Stretching for almost 20 miles, the North Shore beaches of O`ahu possess endless opportunities to catch some rays or take a dip in the turquoise waters. The wide sandy beaches make for a delightful stroll. During the winter months (approximately October to February) the North Shore produces monstrous waves reaching heights of 20 feet and higher. This can prove dangerous for even the experienced waterman/woman. Visitors are highly recommended to heed to warning signs on the beach and be cautious around the waterline. However, the summer (from May to September) brings tranquility to the North Shore, with gentle waves lapping the shoreline – making it ideal for fishing, swimming, and diving.
The gentle laps of waves and soft fluffy sand welcome all to Kawela Bay. Situated on the northeastern tip of O`ahu, the bay is protected from large surf, making swimming and fishing two popular activities there. The long stretch of beach makes for a nice stroll or jog, and can provide excellent shell hunting. Turtle Bay is located between the eastern point Kawela Bay and the Turtle Bay Hotel and Resort. Long ago, turtles (honu in Hawaiian) were often seen coming ashore to lay their eggs in the sand. No longer very abundant, one can still see their heads pop out of the water from time to time. The bay itself offers excellent snorkeling with little current movement. The broad sloping beach invites you to lie down and take a quick nap, all the while browning your skin from the warm Hawaiian sun. This beach is a member of the National Healthy Beaches Campaign (NHBC), certified by the Laboratory for Coastal Research at Florida International University. It has fulfilled 60 environmental and service-base criteria and files monthly monitoring reports.
Technically, Sunset Beach is a two-mile stretch of sand from `Ehukai Beach to Sunset Point, but has been subdivided by wave breaks resulting in a dozen unique surf spots – Pupukea, Back Doors, Off-the-Wall, Log Cabins, Cloudbreak…all are considered in the Sunset Beach locale. This area of beaches is considered the longest stretch of rideable surf spots in the world. The wide sandy beach at Sunset provides families with a pleasant place to play in the sand and explore the shoreline.

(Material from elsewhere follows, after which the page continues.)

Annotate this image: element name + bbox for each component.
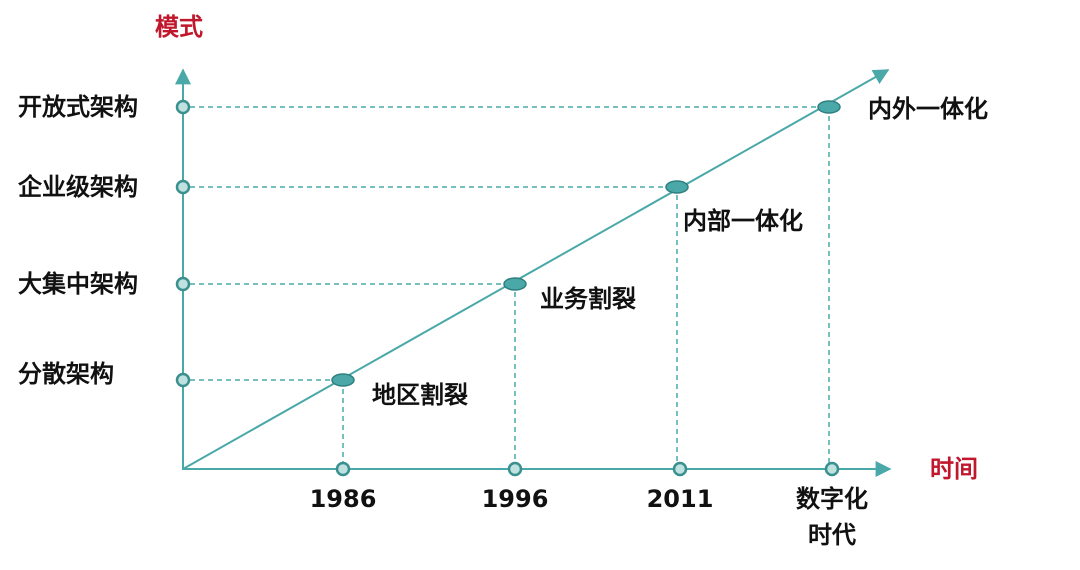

In Hawaiian, `ehukai means, “reddish-tinged water” which refers to the color of the sunlight reflected of the spray from a breaking wave at the spot. The locals dubbed the break there, “Pipeline” because of the massive “tube” that forms from the curling wave. During the winter months, this beach is not for the inexperienced swimmer or surfer, as waves can reach heights of 10 feet and higher while breaking over sharp reef, no more than a few feet from the surface. Banzai Pipeline is one of the many famous surf spots on the North Shore and constantly attracts popular surfing events. This beach is a member of the National Healthy Beaches Campaign (NHBC), certified by the Laboratory for Coastal Research at Florida International University. It has fulfilled 60 environmental and service-base criteria and files monthly monitoring reports.

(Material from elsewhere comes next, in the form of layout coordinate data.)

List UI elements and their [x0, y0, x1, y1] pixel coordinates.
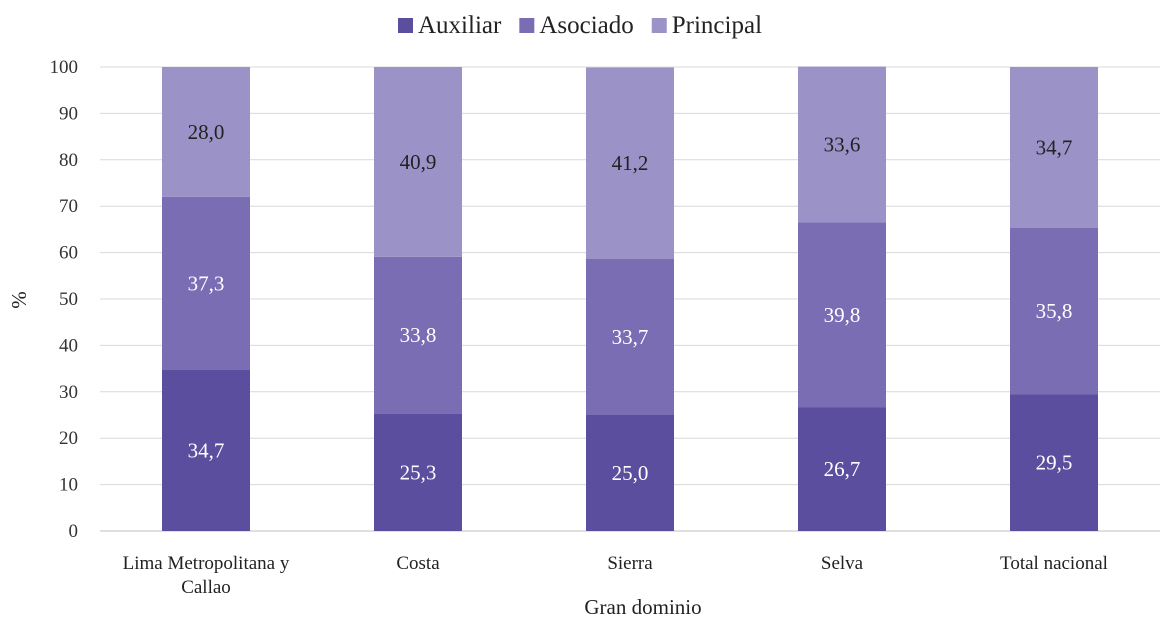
legend-label-auxiliar: Auxiliar	[418, 12, 502, 39]
bar-auxiliar-2	[374, 413, 462, 531]
legend-swatch-asociado	[519, 18, 535, 33]
legend-label-principal: Principal	[672, 12, 762, 39]
data-label: 28,0	[188, 120, 225, 144]
data-label: 25,0	[612, 461, 649, 485]
y-tick-label: 90	[59, 103, 78, 124]
bar-asociado-3	[586, 258, 674, 415]
y-tick-label: 50	[59, 289, 78, 310]
bar-asociado-1	[162, 196, 250, 370]
y-tick-label: 10	[59, 475, 78, 496]
y-tick-label: 100	[50, 57, 79, 78]
x-category-label: Total nacional	[1000, 553, 1108, 574]
bar-principal-2	[374, 67, 462, 257]
bar-auxiliar-5	[1010, 394, 1098, 531]
legend-label-asociado: Asociado	[539, 12, 633, 39]
bar-principal-3	[586, 67, 674, 259]
x-category-label: Selva	[821, 553, 864, 574]
y-tick-label: 80	[59, 150, 78, 171]
bar-asociado-2	[374, 256, 462, 414]
data-label: 33,6	[824, 132, 861, 156]
data-label: 26,7	[824, 457, 861, 481]
bar-asociado-4	[798, 222, 886, 408]
bar-auxiliar-4	[798, 407, 886, 531]
y-axis-tick-labels: 0 10 20 30 40 50 60 70 80 90 100	[50, 57, 79, 542]
legend-swatch-principal	[651, 18, 667, 33]
x-category-label: Callao	[181, 577, 231, 598]
bar-asociado-5	[1010, 228, 1098, 395]
x-category-label: Sierra	[607, 553, 653, 574]
bar-auxiliar-1	[162, 369, 250, 531]
x-axis-category-labels: Lima Metropolitana y Callao Costa Sierra Sel…	[123, 553, 1108, 598]
data-label: 39,8	[824, 303, 861, 327]
y-tick-label: 60	[59, 243, 78, 264]
bar-auxiliar-3	[586, 415, 674, 531]
data-label: 29,5	[1036, 451, 1073, 475]
data-label: 35,8	[1036, 299, 1073, 323]
data-label: 34,7	[1036, 136, 1073, 160]
bar-principal-1	[162, 67, 250, 197]
x-category-label: Lima Metropolitana y	[123, 553, 290, 574]
bar-principal-4	[798, 66, 886, 223]
y-tick-label: 40	[59, 335, 78, 356]
y-tick-label: 0	[69, 521, 79, 542]
x-category-label: Costa	[396, 553, 440, 574]
legend: Auxiliar Asociado Principal	[398, 12, 762, 39]
y-tick-label: 30	[59, 382, 78, 403]
x-axis-title: Gran dominio	[584, 595, 701, 619]
data-label: 25,3	[400, 460, 437, 484]
bar-principal-5	[1010, 67, 1098, 229]
data-label: 33,8	[400, 323, 437, 347]
data-label: 33,7	[612, 325, 649, 349]
data-label: 40,9	[400, 150, 437, 174]
legend-swatch-auxiliar	[398, 18, 413, 33]
data-label: 41,2	[612, 151, 649, 175]
y-tick-label: 70	[59, 196, 78, 217]
y-axis-title: %	[7, 291, 31, 309]
data-label: 37,3	[188, 271, 225, 295]
y-tick-label: 20	[59, 428, 78, 449]
bars: 34,7 37,3 28,0 25,3 33,8 40,9 25,0 33,7 41,2 26,7…	[162, 66, 1098, 531]
data-label: 34,7	[188, 438, 225, 462]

If you like watching or surfing big waves, this is the place to be. Waimea Bay is notorious for producing monstrous waves in the winter. Big-wave surfers flock to the break every winter hoping to catch “the big one”. A popular big-wave contest, the Quicksilver Eddie Aikau Invitational, is held at Waimea every year, the only requirement for the contest is that the wave height must be 20 feet or higher for the contest to be held. The shore break at Waimea is one of the most dangerous shore breaks in the world, with lifeguards having to save numerous onlookers that got too close to the water’s edge and ended up getting sucked out. Waimea’s waters calm down and become flat during the summer months, allowing for excellent snorkeling, swimming, and fishing.
At the northwestern most tip of O`ahu lies Ka`ena Point. This dry, barren stretch of land is as far away from civilization as you can find it. For the avid hiker or trailblazer, Ka`ena Point offers an excellent trail that exposes a natural landscape of native plants and other desert flora. One can even see Kauai, on a clear day, in the distance. There are few sandy beaches available for swimming and the tidal currents can be dangerous. Nevertheless, Ka`ena Point is a beautiful specimen of life before human contact.